I’m not arguing that those who are concerned about what’s happened with the 737 MAX are wrong. Nor am I saying that we don’t need to put pressure on Boeing. We do. It is that very pressure that prevents other pillars of aviation safety from slipping as well. But what isn’t helpful is the kind of apocalyptic doomerism about air travel that has appeared in the 737 MAX’s wake. Booking flights that don’t use the 737 MAX can help push airlines to take further steps to pressure Boeing. But what does it really do to get worked up that a plane might fall on your house? Why is it that we can’t seem to talk about big problems like this without framing them like existential threats? Is it not enough anymore to just want to hold plane manufacturers accountable for hundreds of lives lost, or do we need the risk of airplanes raining down on our heads? Can we not simply say that no accident should be repeated?

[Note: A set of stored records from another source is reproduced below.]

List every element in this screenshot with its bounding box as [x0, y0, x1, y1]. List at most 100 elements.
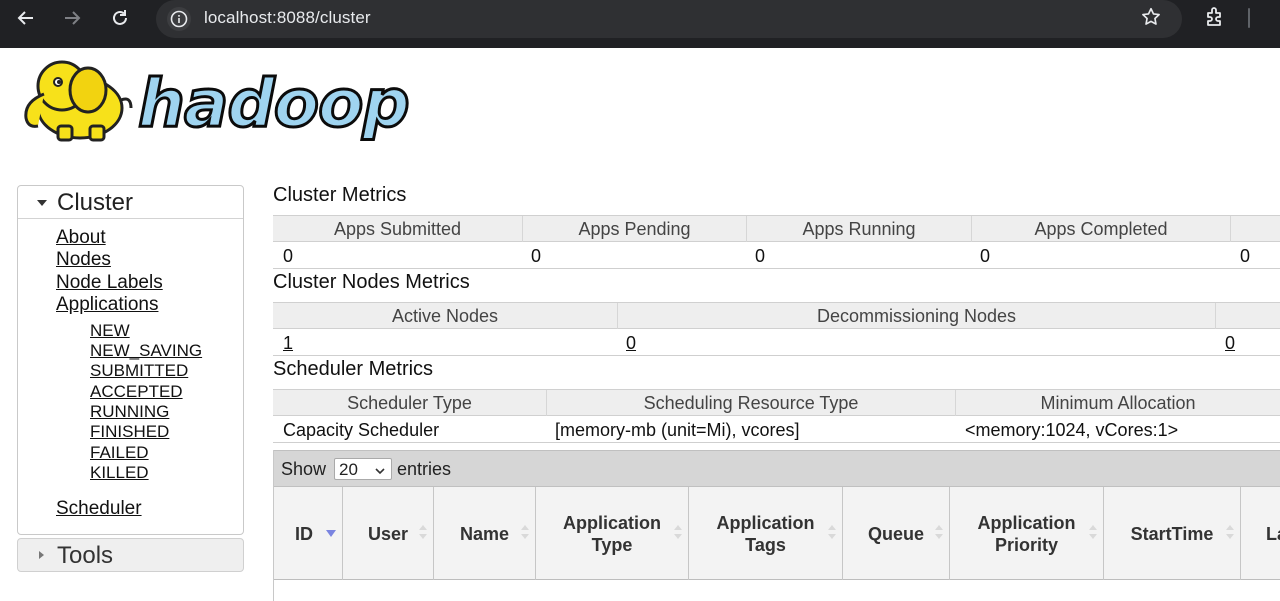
metric-value: 0: [980, 246, 991, 266]
sort-icon: [1089, 525, 1097, 541]
sidebar-item-applications[interactable]: Applications: [56, 294, 158, 316]
column-header[interactable]: Scheduling Resource Type: [546, 390, 955, 416]
table-header: Scheduler Type Scheduling Resource Type …: [273, 390, 1280, 416]
nodes-metrics-table: Active Nodes Decommissioning Nodes 1 0 0: [273, 302, 1280, 356]
sidebar-item-scheduler[interactable]: Scheduler: [56, 498, 142, 520]
column-header-launchtime[interactable]: La: [1241, 487, 1280, 580]
app-state-killed[interactable]: KILLED: [90, 463, 149, 483]
resource-type-value: [memory-mb (unit=Mi), vcores]: [555, 420, 800, 440]
column-header[interactable]: [1215, 303, 1280, 329]
sidebar-item-nodes[interactable]: Nodes: [56, 249, 111, 271]
app-state-finished[interactable]: FINISHED: [90, 422, 169, 442]
url-text[interactable]: localhost:8088/cluster: [204, 8, 371, 28]
sort-icon: [935, 525, 943, 541]
extensions-icon[interactable]: [1203, 4, 1229, 35]
column-header-name[interactable]: Name: [434, 487, 536, 580]
table-row: 1 0 0: [273, 329, 1280, 356]
nodes-metrics-title: Cluster Nodes Metrics: [273, 271, 470, 293]
active-nodes-link[interactable]: 1: [283, 333, 293, 353]
tools-title[interactable]: Tools: [57, 542, 113, 570]
expand-icon: [37, 200, 47, 206]
page-size-value[interactable]: 20: [339, 460, 358, 480]
cluster-title[interactable]: Cluster: [57, 189, 133, 217]
column-label: Queue: [867, 523, 924, 544]
decommissioning-nodes-link[interactable]: 0: [626, 333, 636, 353]
column-label: Name: [459, 523, 510, 544]
next-nodes-value: 0: [1225, 331, 1235, 355]
metric-value: 0: [531, 246, 542, 266]
cluster-header[interactable]: Cluster: [18, 186, 243, 219]
column-header[interactable]: Apps Completed: [971, 216, 1230, 242]
browser-toolbar: localhost:8088/cluster: [0, 0, 1280, 48]
next-nodes-link[interactable]: 0: [1225, 333, 1235, 353]
entries-label: entries: [397, 459, 452, 479]
table-row: 0 0 0 0 0: [273, 242, 1280, 269]
sidebar-item-node-labels[interactable]: Node Labels: [56, 272, 163, 294]
app-state-running[interactable]: RUNNING: [90, 402, 169, 422]
column-header[interactable]: Apps Pending: [522, 216, 746, 242]
column-header-application-priority[interactable]: Application Priority: [950, 487, 1104, 580]
table-row: Capacity Scheduler [memory-mb (unit=Mi),…: [273, 416, 1280, 443]
scheduler-metrics-title: Scheduler Metrics: [273, 358, 434, 380]
page-size-select[interactable]: 20: [334, 458, 392, 480]
table-header: Apps Submitted Apps Pending Apps Running…: [273, 216, 1280, 242]
forward-icon[interactable]: [55, 4, 89, 32]
active-nodes-value: 1: [283, 331, 293, 355]
star-icon[interactable]: [1140, 6, 1162, 33]
app-state-failed[interactable]: FAILED: [90, 443, 149, 463]
column-header[interactable]: [1230, 216, 1280, 242]
elephant-icon: [24, 60, 133, 142]
sidebar-cluster: Cluster About Nodes Node Labels Applicat…: [17, 185, 244, 535]
column-label: Application Priority: [977, 512, 1076, 555]
metric-value: 0: [1240, 246, 1251, 266]
sort-icon: [1226, 525, 1234, 541]
app-state-new-saving[interactable]: NEW_SAVING: [90, 341, 202, 361]
column-label: Application Tags: [716, 512, 815, 555]
scheduler-metrics-table: Scheduler Type Scheduling Resource Type …: [273, 389, 1280, 443]
column-header[interactable]: Active Nodes: [273, 303, 617, 329]
sort-icon: [828, 525, 836, 541]
logo-wordmark: hadoop: [137, 64, 412, 144]
column-label: StartTime: [1130, 523, 1214, 544]
decommissioning-nodes-value: 0: [626, 331, 636, 355]
metric-value: 0: [755, 246, 766, 266]
collapse-icon: [39, 551, 44, 559]
scheduler-type-value: Capacity Scheduler: [283, 420, 440, 440]
table-header: ID User Name Application Type Applicatio…: [274, 487, 1280, 580]
column-header-id[interactable]: ID: [274, 487, 343, 580]
toolbar-divider: [1248, 8, 1250, 28]
info-icon[interactable]: [167, 7, 191, 31]
column-header-application-type[interactable]: Application Type: [536, 487, 689, 580]
sort-icon: [674, 525, 682, 541]
column-header[interactable]: Apps Submitted: [273, 216, 522, 242]
column-label: User: [367, 523, 409, 544]
reload-icon[interactable]: [103, 4, 137, 32]
cluster-metrics-table: Apps Submitted Apps Pending Apps Running…: [273, 215, 1280, 269]
metric-value: 0: [283, 246, 294, 266]
column-header[interactable]: Apps Running: [746, 216, 971, 242]
column-header-application-tags[interactable]: Application Tags: [689, 487, 843, 580]
back-icon[interactable]: [9, 4, 43, 32]
app-state-submitted[interactable]: SUBMITTED: [90, 361, 188, 381]
column-label: ID: [295, 523, 313, 544]
hadoop-logo[interactable]: hadoop: [18, 56, 418, 156]
column-header-user[interactable]: User: [343, 487, 434, 580]
app-state-new[interactable]: NEW: [90, 321, 130, 341]
column-label: Application Type: [563, 512, 661, 555]
column-header[interactable]: Scheduler Type: [273, 390, 546, 416]
sidebar-item-about[interactable]: About: [56, 227, 106, 249]
sidebar-tools[interactable]: Tools: [17, 538, 244, 572]
column-header-starttime[interactable]: StartTime: [1104, 487, 1241, 580]
column-header[interactable]: Minimum Allocation: [955, 390, 1280, 416]
sort-icon: [521, 525, 529, 541]
column-header-queue[interactable]: Queue: [843, 487, 950, 580]
column-header[interactable]: Decommissioning Nodes: [617, 303, 1215, 329]
sort-desc-icon: [326, 530, 336, 537]
address-bar[interactable]: localhost:8088/cluster: [156, 0, 1182, 38]
app-state-accepted[interactable]: ACCEPTED: [90, 382, 183, 402]
applications-table: Show 20 entries ID User Name Application…: [273, 450, 1280, 601]
table-length-control: Show 20 entries: [274, 450, 1280, 487]
minimum-allocation-value: <memory:1024, vCores:1>: [965, 420, 1179, 440]
cluster-metrics-title: Cluster Metrics: [273, 184, 407, 206]
column-label: La: [1266, 523, 1280, 544]
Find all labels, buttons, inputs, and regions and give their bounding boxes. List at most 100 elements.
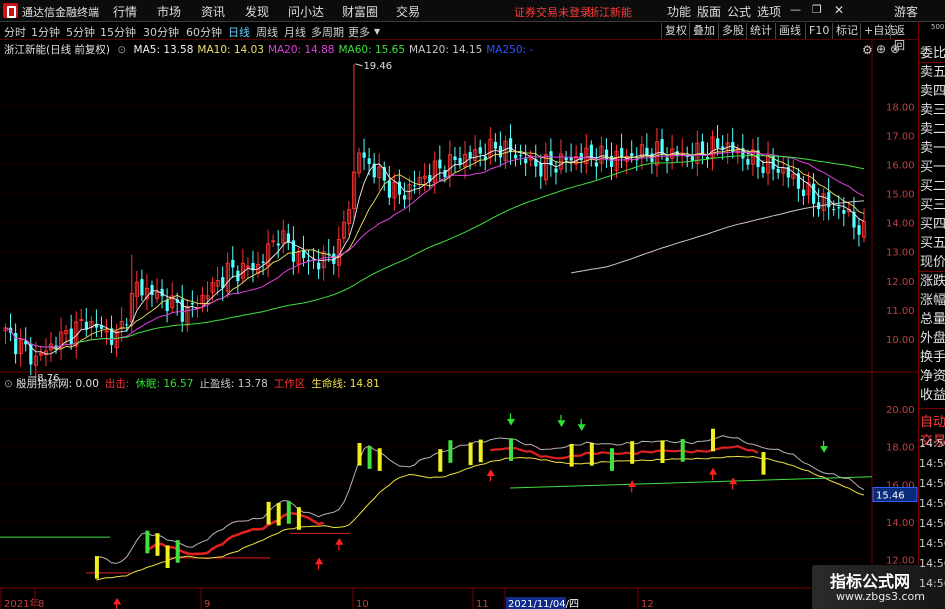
- x-tick-label: 11: [476, 599, 489, 609]
- candle-body-down: [539, 163, 543, 177]
- candle-body-down: [812, 183, 816, 204]
- main-y-tick: 14.00: [886, 219, 915, 230]
- timeframe-15min[interactable]: 15分钟: [100, 24, 136, 40]
- ma120-line: [571, 200, 865, 274]
- tool-back[interactable]: 返回: [890, 23, 918, 52]
- minimize-icon[interactable]: —: [790, 3, 801, 16]
- indicator-bar: [94, 556, 99, 579]
- timeframe-monthly[interactable]: 月线: [284, 24, 306, 40]
- candle-body-down: [509, 138, 513, 152]
- tool-multi-stock[interactable]: 多股: [718, 23, 747, 39]
- side-item-13: 涨幅: [920, 293, 945, 308]
- login-warning[interactable]: 证券交易未登录: [514, 4, 591, 20]
- candle-body-down: [276, 243, 280, 246]
- menu-function[interactable]: 功能: [667, 3, 691, 20]
- sell-arrow-icon: [506, 413, 516, 426]
- menu-ask[interactable]: 问小达: [288, 3, 324, 20]
- side-item-11: 现价: [920, 255, 945, 270]
- panel-settings-icon[interactable]: ⚙: [862, 43, 873, 57]
- app-logo-icon: [3, 3, 18, 18]
- menu-quotes[interactable]: 行情: [113, 3, 137, 20]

Can we not draw the line and say that any crash justifies immediate and serious action to ensure future safety?
When we frame as apocalyptic those challenges which are frankly part and parcel to living in a technological society, we imply that only revolutionary change is a sufficient response. The thing is, air travel, like many technological challenges today, is a highly complex endeavor. There are a lot of uncertainties involved. Rapid, revolutionary change in the way we manage aviation is just as likely as not to undo all of the hard learned lessons that we’ve accumulated over the last half century and more. The fact that air travel has remained safe, even in the face of all the failures by Boeing, is proof to me that what we need is the maintenance of our high reliability systems already in place. We need to take incremental steps to try to make high reliability less demanding, and more likely, not start over from square one.